As the Congress set out to establish that there was no history and no freedom struggle before Gandhi, and no politics and no consciousness of modern India before Nehru, these pioneer groups became expendable. The Marxist historians who actually wrote the textbooks had their own theories.

Vinod Mehta concludes his article with the following claim:

 If Nehru’s legacy is the real obstacle holding India back, why don’t its adversaries throw it into the wastepaper basket? And govern on the majoritarian doctrine? Not a chance. When it comes to self-preservation, the new rulers are wise. They know they would soon be out of a job, if they abandoned the idea (secularism) which has held the country together.

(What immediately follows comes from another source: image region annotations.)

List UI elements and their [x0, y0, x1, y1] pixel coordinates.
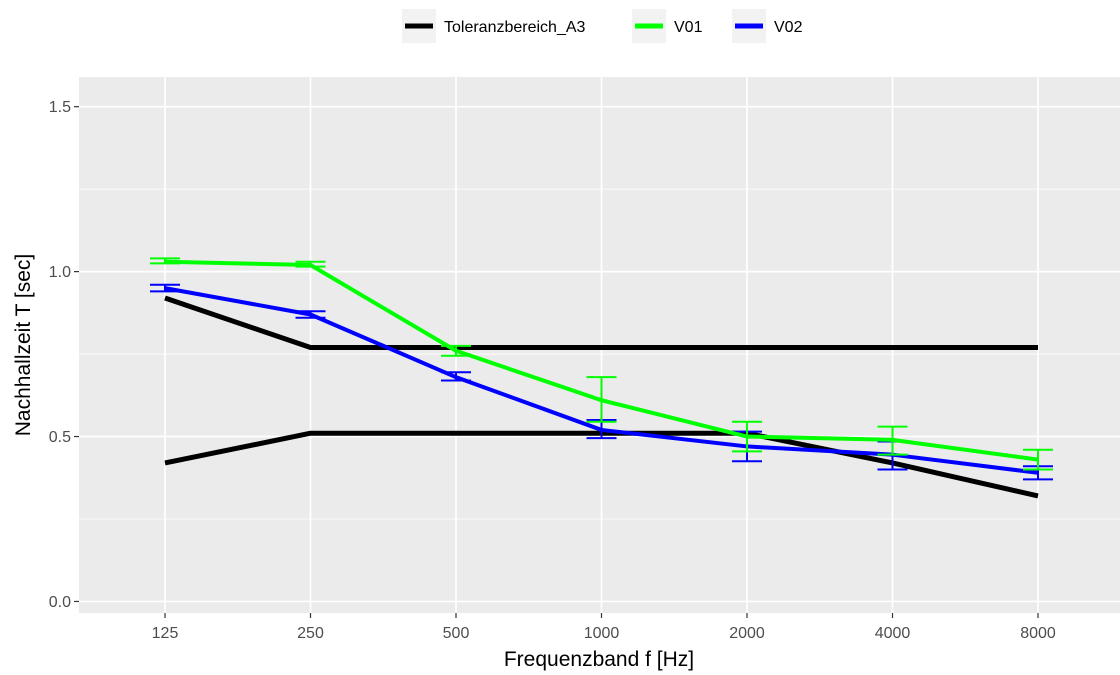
legend-label: Toleranzbereich_A3	[444, 19, 586, 36]
y-tick-label: 1.0	[49, 264, 71, 281]
y-tick-label: 1.5	[49, 99, 71, 116]
series-line	[164, 295, 1038, 350]
x-tick-label: 2000	[729, 625, 765, 642]
axes-layer: 0.0 0.5 1.0 1.5 125 250 500 1000 2000 4000 8000	[49, 99, 1056, 642]
x-tick-label: 250	[297, 625, 324, 642]
y-tick-label: 0.0	[49, 594, 71, 611]
x-tick-label: 500	[443, 625, 470, 642]
y-tick-label: 0.5	[49, 429, 71, 446]
error-bar	[150, 257, 180, 265]
y-axis-title: Nachhallzeit T [sec]	[12, 254, 35, 436]
error-bar	[295, 260, 326, 268]
x-tick-label: 4000	[875, 625, 911, 642]
legend-label: V01	[674, 19, 703, 36]
error-bar	[441, 344, 471, 357]
series-layer	[150, 257, 1053, 499]
legend: Toleranzbereich_A3 V01 V02	[402, 9, 803, 43]
series-v01	[150, 257, 1053, 471]
series-toleranzbereich-a3	[164, 295, 1038, 350]
error-bar	[732, 420, 762, 453]
x-tick-label: 8000	[1020, 625, 1056, 642]
x-axis-title: Frequenzband f [Hz]	[504, 648, 694, 671]
error-bar	[441, 371, 471, 382]
x-tick-label: 1000	[584, 625, 620, 642]
legend-item: V01	[632, 9, 703, 43]
error-bar	[586, 376, 617, 423]
x-tick-label: 125	[152, 625, 179, 642]
error-bar	[877, 425, 908, 456]
error-bar	[1023, 448, 1053, 471]
legend-label: V02	[774, 19, 803, 36]
error-bar	[295, 310, 326, 319]
legend-item: Toleranzbereich_A3	[402, 9, 586, 43]
error-bar	[150, 283, 180, 293]
legend-item: V02	[732, 9, 803, 43]
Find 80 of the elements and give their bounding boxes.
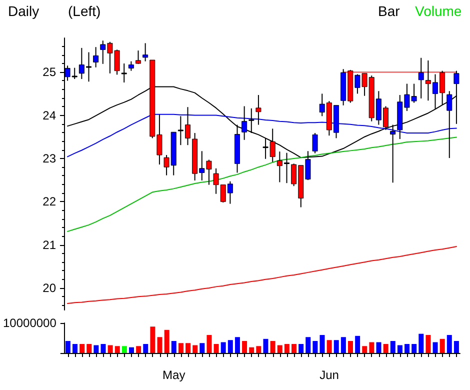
bar [454, 341, 459, 353]
candlestick [312, 132, 318, 154]
bar [390, 341, 396, 353]
text: Volume [415, 3, 462, 19]
bar [355, 336, 360, 353]
bar [80, 344, 85, 353]
candlestick [256, 94, 262, 126]
bar [376, 342, 382, 353]
bar [369, 342, 374, 353]
bar [440, 338, 445, 353]
bar [383, 344, 388, 353]
text: Daily [8, 3, 40, 19]
bar [256, 346, 262, 353]
bar [143, 344, 148, 353]
y-tick-label: 24 [42, 108, 56, 122]
bar [306, 337, 311, 353]
x-tick-label: Jun [320, 368, 339, 382]
bar [418, 334, 424, 353]
y-tick-label: 22 [42, 194, 56, 209]
bar [249, 347, 254, 353]
bar [171, 341, 176, 353]
bar [164, 330, 170, 353]
bar [157, 337, 162, 353]
bar [220, 342, 226, 353]
bar [214, 344, 219, 353]
bar [270, 341, 276, 353]
bar [326, 340, 332, 353]
candlestick [248, 108, 254, 134]
candlestick [93, 46, 99, 68]
x-tick-label: May [162, 368, 186, 382]
bar [228, 340, 233, 353]
bar [432, 342, 438, 353]
bar [86, 344, 92, 353]
bar [192, 345, 198, 353]
bar [298, 344, 304, 353]
candlestick [142, 42, 148, 62]
bar [340, 337, 346, 353]
line-series [67, 246, 457, 304]
bar [72, 344, 78, 353]
bar [446, 335, 452, 353]
bar [186, 343, 191, 353]
y-tick-label: 21 [42, 238, 56, 252]
bar [242, 341, 248, 353]
y-tick-label: 23 [42, 151, 56, 166]
bar [234, 337, 240, 353]
bar [263, 338, 268, 353]
candlestick [136, 50, 141, 64]
text: (Left) [68, 3, 101, 19]
bar [397, 345, 402, 353]
y-tick-label: 20 [42, 280, 56, 295]
candlestick [418, 57, 424, 99]
bar [291, 344, 296, 353]
candlestick [128, 60, 134, 72]
bar [122, 346, 127, 353]
bar [348, 341, 353, 353]
bar [362, 346, 368, 353]
y-tick-label: 10000000 [3, 316, 57, 330]
bar [404, 344, 410, 353]
candlestick [121, 62, 127, 83]
bar [412, 344, 417, 353]
bar [334, 340, 339, 353]
bar [114, 346, 120, 353]
bar [206, 335, 212, 353]
bar [426, 335, 431, 353]
bar [94, 345, 99, 353]
line-series [67, 136, 457, 232]
text: Bar [378, 3, 400, 19]
bar [100, 344, 106, 353]
bar [284, 344, 290, 353]
bar [312, 341, 318, 353]
bar [200, 343, 205, 353]
bar [320, 335, 325, 353]
bar [150, 326, 156, 353]
y-tick-label: 25 [42, 65, 56, 80]
bar [129, 347, 134, 353]
bar [136, 346, 142, 353]
bar [108, 345, 113, 353]
bar [178, 343, 184, 353]
bar [65, 341, 70, 353]
bar [277, 345, 282, 353]
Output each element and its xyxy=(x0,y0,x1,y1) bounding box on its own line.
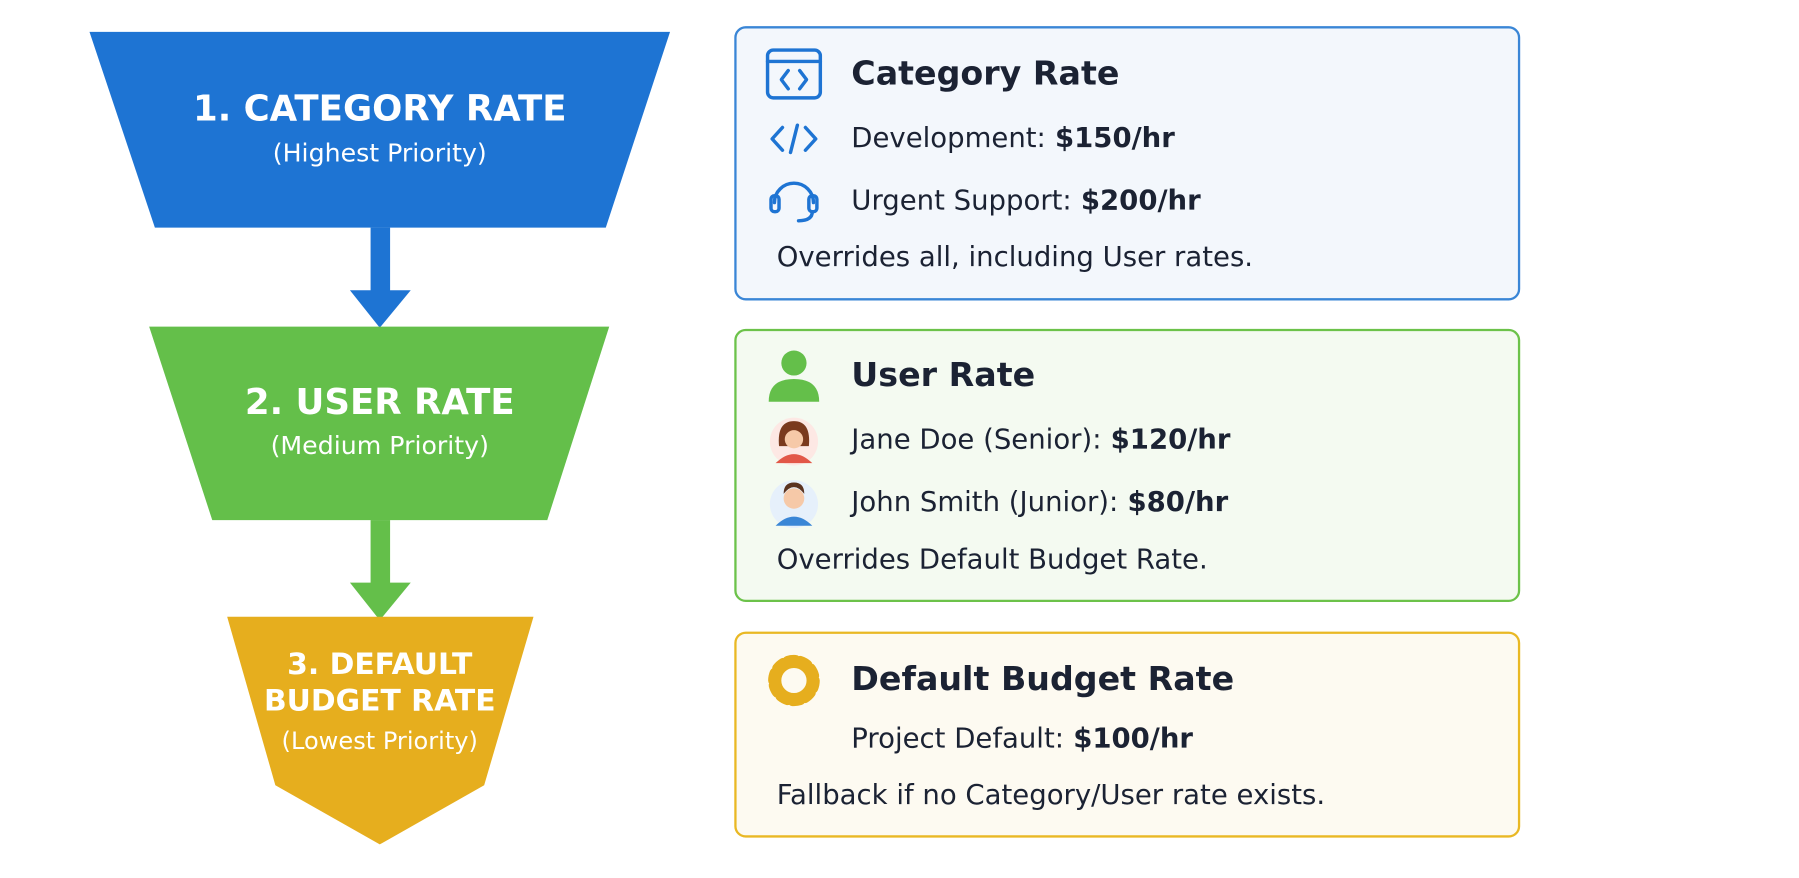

Mr. Mehta if anyone rubbished Nehru’s legacy it was his own family and party:

1. In your own words, Indira Gandhi robustly encouraged the army to retaliate against Pakistan’s attacks in contrast to her naively pacifist father’s act during the 1962 Sino-Indian war. It was also Indira Gandhi who treadled democracy when she saw it fit.

2. It was the same Congress party which in 1991 decided to throw Nehruvian socialism in the furnace of history and embark on economic reforms. Indeed, if it had the same conviction in Nehruvian socialism that held it in power for so long, why did it discard it?

3. Finally, it is Nehru’s great grandson who by complimenting Gujarat’s women for giving excess milk, empowering Venezuelan women, asking Dalits to attain the velocity of Jupiter and other absurdities, did his best to put the Nehru clan in such a horrible light that the combined power of Vinod Mehta’s pet hate, the Sangh Parivar’s combined strength couldn’t manage to do. Indeed, it was Rahul Gadhi’s serial absurdities that handed the Congress its worst ever defeat.

And lastly, India’s “hearty secularism” is a continuation of the traditions set by a 5,000-year old civilizational genius that did not give a monopoly to any single god, and gave every individual a right to choose his path to god. Pandit Nehru was the recipient and not the creator of this ethos, which his devotees have undermined for decades and have created the mess India is now in.

Unlike the Nehruvians, the votaries of the so-called majoritarian doctrine actually take scholarly sustenance from the Indian ethos, so rest assured that the nation is in the right hands. And Mr. Mehta, please do realize that it is the generation of argumentative and skeptical Indians who are debunking the myths of Pandit Nehru unlike what your kind did to the present PM.